Sampai tiba giliran ogoh-ogoh Yowana Kerti, Dadia Pudeh Pasek Gelgel Desa Adat Tajun. Ogoh-ogohnya berbentuk raksasa babi bernama ‘Bawi Srenggi’. Ogoh-ogoh ini dirancang oleh Gede Sisyawan. Awan begitu ia sering dipanggil di Tajun dikenal piawai membuat ogoh-ogoh. Bawi Srenggi adalah hasil karyanya yang ke-8 sejak tahun 2013.
Atraksi ogoh-ogoh Yowana Kerti benar-benar menjadi pusat perhatian. Yowana Kerti tampil beda karena satu-satunya menampilkan fragmen tari.
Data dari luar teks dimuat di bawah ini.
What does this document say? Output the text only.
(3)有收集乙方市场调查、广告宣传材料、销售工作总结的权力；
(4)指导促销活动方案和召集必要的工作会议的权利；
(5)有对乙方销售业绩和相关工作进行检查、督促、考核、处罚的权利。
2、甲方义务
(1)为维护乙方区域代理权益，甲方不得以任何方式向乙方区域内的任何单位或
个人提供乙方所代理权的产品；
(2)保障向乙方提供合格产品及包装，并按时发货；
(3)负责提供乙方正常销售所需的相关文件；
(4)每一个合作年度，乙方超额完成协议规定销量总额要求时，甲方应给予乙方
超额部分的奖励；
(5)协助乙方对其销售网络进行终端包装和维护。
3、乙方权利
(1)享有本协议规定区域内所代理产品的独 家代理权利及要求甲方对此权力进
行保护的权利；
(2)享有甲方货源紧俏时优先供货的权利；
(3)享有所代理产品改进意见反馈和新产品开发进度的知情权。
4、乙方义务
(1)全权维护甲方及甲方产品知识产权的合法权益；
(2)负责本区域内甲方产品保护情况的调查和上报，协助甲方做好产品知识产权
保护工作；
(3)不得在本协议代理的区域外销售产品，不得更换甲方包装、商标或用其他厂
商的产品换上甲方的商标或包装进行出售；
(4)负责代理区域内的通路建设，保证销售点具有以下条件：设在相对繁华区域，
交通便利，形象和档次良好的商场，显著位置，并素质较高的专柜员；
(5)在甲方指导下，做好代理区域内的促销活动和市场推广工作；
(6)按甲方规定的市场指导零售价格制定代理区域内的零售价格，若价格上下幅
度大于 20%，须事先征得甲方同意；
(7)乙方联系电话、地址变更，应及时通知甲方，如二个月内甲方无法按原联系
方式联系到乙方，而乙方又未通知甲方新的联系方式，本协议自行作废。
Digawangi oleh I Ketut Arya Suastana, S.Pd.B., yang berperan sebagai Raja Sri Aji Pengukuhan, Yowana Kerti sukses melakonkan cerita Bawi Srenggi.
Penonton ikut tegang saat adegan Bawi Srenggi mengejar dan memaksa Dewi Sri untuk menjadi miliknya. Pun saat adegan pertarungan raja dengan Bawi Srenggi. Di sela-sela ketegangan itu, anak-anak muda Yowana Kerti yang berperan sebagai petani juga sukses mengocok perut penonton berkat beberapa adegan lucu.
Penampilannya yang memukau kemudian diapresiasi oleh Made Sumarka, Bendesa Adat Tajun terpilih periode 2023-2028. Ia menyampaikan beberapa kalimat pujian yang kemudian diiringi tepuk tangan riuh warga. Ia mengatakan desa adat akan terus mendukung kegiatan ogoh-ogoh di Tajun untuk memberikan ruang kreatifitas anak-anak muda.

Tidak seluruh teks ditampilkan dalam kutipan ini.